C’est ce nouveau texte qui devra faire la navette entre les deux Chambres du Parlement avant d’être définitivement adopté. Selon les informations disponibles, la Loi sur la santé reproductive, rebaptisée depuis quelque temps déjà « Loi sur le développement de la population, la santé reproductive et la parentalité responsable », a été amendée notamment afin d’écarter de son champ d’application les procédés contraceptifs qui empêchent la nidification d’un ovule fécondé, méthodes qui ressortent des produits abortifs et qui sont condamnées comme telles par l’Eglise catholique.

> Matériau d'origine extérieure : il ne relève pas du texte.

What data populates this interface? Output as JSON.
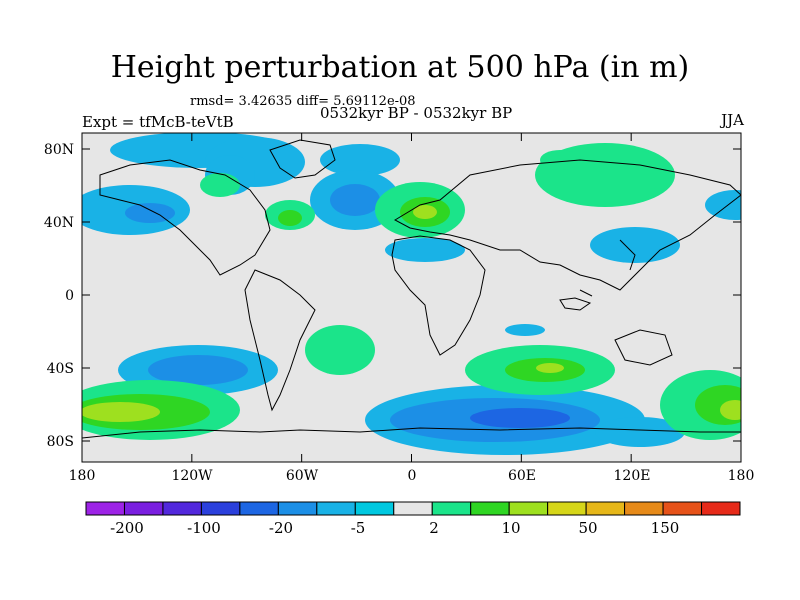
{
  "title": "Height perturbation at 500 hPa (in m)",
  "stats": "rmsd= 3.42635 diff= 5.69112e-08",
  "period": "0532kyr BP - 0532kyr BP",
  "experiment": "Expt = tfMcB-teVtB",
  "season": "JJA",
  "map": {
    "background": "#e6e6e6",
    "lat_labels": [
      "80N",
      "40N",
      "0",
      "40S",
      "80S"
    ],
    "lon_labels": [
      "180",
      "120W",
      "60W",
      "0",
      "60E",
      "120E",
      "180"
    ]
  },
  "colorbar": {
    "colors": [
      "#9d23e6",
      "#7a1fe0",
      "#5228dc",
      "#2b40dc",
      "#1d66e3",
      "#1c8fe6",
      "#19b2e6",
      "#00c8e0",
      "#e6e6e6",
      "#1be48a",
      "#2fd623",
      "#9ee01f",
      "#d6d619",
      "#e6b719",
      "#e68a19",
      "#e65219",
      "#e62a19"
    ],
    "labels": [
      "-200",
      "-100",
      "-20",
      "-5",
      "2",
      "10",
      "50",
      "150"
    ]
  }
}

Sur les ondes d’une radio gouvernementale, Abigail Valte, l’un des porte-paroles du président Aquino, a commenté la présence du président à la messe d’action de grâces en l’honneur du nouveau cardinal Tagle en ces termes : « Vous savez, des hommes de principe peuvent ne pas être d’accord entre eux et pourtant s’estimer assez pour partager le pain ensemble. » Elle poursuivait ainsi : « Le président est pro-RP [Responsible Parenthood] et il n’a pas changé d’un iota sur ce point. Il a dit et répété que ce texte était très important, mais que les parlementaires restaient libres de le voter selon ce que leur dictait leur conscience. »

A l’heure actuelle, les forces en présence à la Chambre des représentants sont favorables, sur un strict plan politique, au président Aquino : sur 287 députés, 170 appartiennent à la coalition qui le soutient. Toutefois, admet Manuel Mamba, si « les parlementaires pro-RH sont légèrement majoritaires par rapport à leurs collègues anti-RH », le résultat du vote « est loin d’être acquis (…), les parlementaires ne souhaitant pas vraiment durcir les relations entre l’Eglise catholique et le président », analyse Rufus Rodriguez, élu de Cagayan de Oro et opposant au projet de loi.

Du côté de l’Eglise catholique, si l’opposition au projet de loi paraît déterminée, des voix entendues ici et là laissent apparaître quelques dissensions. Le parlementaire Teddy Baguilat, élu d’Ifugao et proche du président, a récemment déclaré que si la Conférence épiscopale continuait à s’opposer au projet, plusieurs prélats se montraient moins résolus, notamment depuis le dernier remaniement du texte. « En privé, de nombreux évêques ne montrent pas d’opposition à la nouvelle mouture de la RH Bill », a-t-il affirmé.

Ce 3 décembre, Mgr Gabriel Reyes, évêque d’Antipolo et président de la Commission épiscopale pour la famille et pour la vie, a annoncé qu’« à partir d’aujourd’hui et durant les prochains jours », les chrétiens des Philippines étaient invités « à prier et à jeûner afin que [les] législateurs rejettent le projet de loi ». « Nous demandons à Dieu de protéger la vie, la famille, le mariage et la jeunesse de notre pays », a déclaré le prélat. Le même jour, l’archevêque de Manille, le cardinal Tagle, et ses évêques auxiliaires ont publiquement demandé aux législateurs de « prendre leur temps » et de ne pas se précipiter pour voter le projet de loi. Ils ont ajouté que les délibérations devraient être transparentes et les votes nominatifs, de manière à « respecter la diversité des points de vue ».

Les jours précédents, une polémique avait éclaté quant à l’existence d’un supposé « vote catholique » aux Philippines. A la fin du mois de novembre dernier, l’archevêque de Lipa, Mgr Ramon Arguelles, avait en effet appelé les Philippins à faire preuve de discernement lors des élections de 2013 et à rejeter les hommes politiques qui « ne suivaient pas les enseignements de l’Eglise», en particulier ceux qui auraient voté en faveur de la RH Bill. Mgr Jose Palma, archevêque de Cebu et président de la Conférence des évêques catholiques des Philippines, avait sèchement commenté par voie de communiqué de presse, qu’il n’existait pas aux Philippines de « soi-disant ‘vote catholique’ » et qu’il appartenait aux électeurs philippins de se décider en conscience, restant libres de s’inspirer des « directives » de l’épiscopat local.